Afirmó haber conocido a un Inmortal en el sueño, quien le dio algunas semillas y proclamó que estas podían cultivar Hierbas Inmortales.
Estas Hierbas Inmortales, cuando se ofrecían a los Inmortales, podían asegurar la prosperidad del imperio por miles de generaciones.
En consecuencia, desde el vigésimo segundo año de Longqing, el Emperador decretó:
Todas las tierras cultivadas en el país debían destinar un diez por ciento al cultivo de “Grano Espiritual”, y aquellos sin tierras cultivadas estaban obligados a pagar el equivalente en impuestos de plata.
El problema era que este “Grano Espiritual” no era alguna misteriosa planta Inmortal; era incomible e incluso venenoso, ¡mortalmente venenoso!
¡Cualquiera que lo consumiera moriría instantáneamente!
Esto efectivamente desperdiciaba recursos de tierra, haciendo la vida aún más difícil para los agricultores arrendatarios ya en apuros.
Chen Sansi se paró junto al borde del campo; en media hora, vio al menos tres o cuatro hogares a los que se llevaron a sus hombres, sin siquiera perdonar a hombres tan viejos como de setenta años.
¡Tal sufrimiento!
¡La gente estaba sufriendo!
Estaban oprimidos materialmente, lo que ya era bastante malo; pero la opresión mental era aún más pesada.
Los oficiales y Discípulos de la Academia de Artes Marciales eran considerados maestros; ¿quién se atrevería a provocarlos?
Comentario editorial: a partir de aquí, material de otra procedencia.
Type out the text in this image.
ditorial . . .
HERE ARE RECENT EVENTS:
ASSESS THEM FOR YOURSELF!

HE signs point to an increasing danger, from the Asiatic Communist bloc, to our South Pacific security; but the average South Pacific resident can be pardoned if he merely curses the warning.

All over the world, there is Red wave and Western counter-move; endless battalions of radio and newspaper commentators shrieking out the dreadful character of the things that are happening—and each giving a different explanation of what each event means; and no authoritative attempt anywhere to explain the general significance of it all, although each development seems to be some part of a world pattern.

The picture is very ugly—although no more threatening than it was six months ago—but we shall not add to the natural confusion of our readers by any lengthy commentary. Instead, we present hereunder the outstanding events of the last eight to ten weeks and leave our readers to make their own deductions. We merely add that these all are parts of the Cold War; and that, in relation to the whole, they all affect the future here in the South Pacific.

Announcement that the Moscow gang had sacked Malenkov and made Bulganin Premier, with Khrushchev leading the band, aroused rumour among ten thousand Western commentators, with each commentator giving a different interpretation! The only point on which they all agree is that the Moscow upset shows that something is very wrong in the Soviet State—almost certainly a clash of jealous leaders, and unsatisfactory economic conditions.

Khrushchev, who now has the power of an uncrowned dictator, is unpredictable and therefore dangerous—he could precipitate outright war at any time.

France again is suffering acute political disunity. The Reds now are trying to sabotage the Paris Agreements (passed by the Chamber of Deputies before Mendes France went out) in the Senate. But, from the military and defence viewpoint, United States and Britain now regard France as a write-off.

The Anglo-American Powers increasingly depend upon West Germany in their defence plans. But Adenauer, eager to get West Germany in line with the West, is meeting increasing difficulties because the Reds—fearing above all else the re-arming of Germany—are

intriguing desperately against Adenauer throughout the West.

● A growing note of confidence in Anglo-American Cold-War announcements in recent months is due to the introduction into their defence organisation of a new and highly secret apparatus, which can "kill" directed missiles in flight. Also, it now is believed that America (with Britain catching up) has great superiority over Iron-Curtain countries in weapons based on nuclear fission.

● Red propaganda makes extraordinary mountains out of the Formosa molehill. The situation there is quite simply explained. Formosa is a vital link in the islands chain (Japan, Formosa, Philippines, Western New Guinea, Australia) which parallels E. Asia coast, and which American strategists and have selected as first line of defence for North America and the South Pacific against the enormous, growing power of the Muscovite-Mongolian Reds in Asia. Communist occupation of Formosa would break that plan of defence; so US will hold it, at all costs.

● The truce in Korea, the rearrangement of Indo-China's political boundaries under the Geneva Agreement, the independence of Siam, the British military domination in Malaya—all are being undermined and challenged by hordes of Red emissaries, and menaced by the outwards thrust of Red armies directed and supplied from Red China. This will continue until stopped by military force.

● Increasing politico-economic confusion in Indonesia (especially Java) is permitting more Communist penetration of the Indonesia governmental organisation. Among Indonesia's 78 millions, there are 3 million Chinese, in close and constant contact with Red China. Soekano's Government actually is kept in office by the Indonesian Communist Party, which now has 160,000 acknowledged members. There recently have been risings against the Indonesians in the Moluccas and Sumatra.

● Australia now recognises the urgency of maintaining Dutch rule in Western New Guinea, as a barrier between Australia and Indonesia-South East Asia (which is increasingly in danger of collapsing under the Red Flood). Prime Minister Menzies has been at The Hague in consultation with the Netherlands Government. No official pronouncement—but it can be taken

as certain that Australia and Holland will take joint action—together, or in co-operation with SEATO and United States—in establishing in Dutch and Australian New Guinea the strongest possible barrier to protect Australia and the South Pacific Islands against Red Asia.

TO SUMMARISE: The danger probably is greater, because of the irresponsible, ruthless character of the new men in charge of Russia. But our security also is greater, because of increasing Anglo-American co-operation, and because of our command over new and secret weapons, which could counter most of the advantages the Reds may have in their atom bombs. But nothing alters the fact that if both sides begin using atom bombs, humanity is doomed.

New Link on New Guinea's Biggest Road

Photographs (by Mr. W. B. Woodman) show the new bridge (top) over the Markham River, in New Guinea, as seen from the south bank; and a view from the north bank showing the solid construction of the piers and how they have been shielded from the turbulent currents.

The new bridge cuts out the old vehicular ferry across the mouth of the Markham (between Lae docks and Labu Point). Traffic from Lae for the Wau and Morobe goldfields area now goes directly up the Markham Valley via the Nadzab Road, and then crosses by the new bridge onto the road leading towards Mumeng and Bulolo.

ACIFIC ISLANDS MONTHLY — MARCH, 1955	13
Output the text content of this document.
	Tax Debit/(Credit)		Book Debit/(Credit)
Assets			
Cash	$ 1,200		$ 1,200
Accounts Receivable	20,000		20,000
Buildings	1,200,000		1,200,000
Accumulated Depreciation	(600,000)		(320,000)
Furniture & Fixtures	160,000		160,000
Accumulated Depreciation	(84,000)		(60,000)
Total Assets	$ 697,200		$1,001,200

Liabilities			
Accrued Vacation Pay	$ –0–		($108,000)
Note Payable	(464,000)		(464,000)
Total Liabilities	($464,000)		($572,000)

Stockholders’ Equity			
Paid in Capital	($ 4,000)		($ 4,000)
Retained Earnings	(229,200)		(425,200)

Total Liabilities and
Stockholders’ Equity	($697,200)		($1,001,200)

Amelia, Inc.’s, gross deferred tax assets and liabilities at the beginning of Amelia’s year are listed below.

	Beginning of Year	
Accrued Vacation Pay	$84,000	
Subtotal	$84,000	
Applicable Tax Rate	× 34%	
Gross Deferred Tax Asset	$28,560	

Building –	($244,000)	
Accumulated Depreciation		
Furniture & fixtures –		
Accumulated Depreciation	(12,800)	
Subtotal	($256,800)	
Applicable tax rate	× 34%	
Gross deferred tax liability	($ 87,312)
Al igual que lo sucedido anteriormente cuando Chen Sansi salvó a alguien.
La mirada en los ojos de los dos Discípulos de la Academia de Artes Marciales era algo que nunca olvidaría por el resto de su vida.
Parecía que una sola palabra incorrecta podría conducir a su ruina.
La sensación era verdaderamente insoportable.
Solo porque era un plebeyo, estaba oprimido y explotado de todas las formas, viviendo su vida con suma precaución.
De repente tomó una decisión.
El Tío Xu estaba equivocado en lo que dijo.
En una era así, vivir en paz era un lujo muy fuera del alcance de la gente común.
¡Solo luchando vigorosamente podrían tener la oportunidad de cambiar sus vidas!
—¡Mañana, me alistaré en el ejército!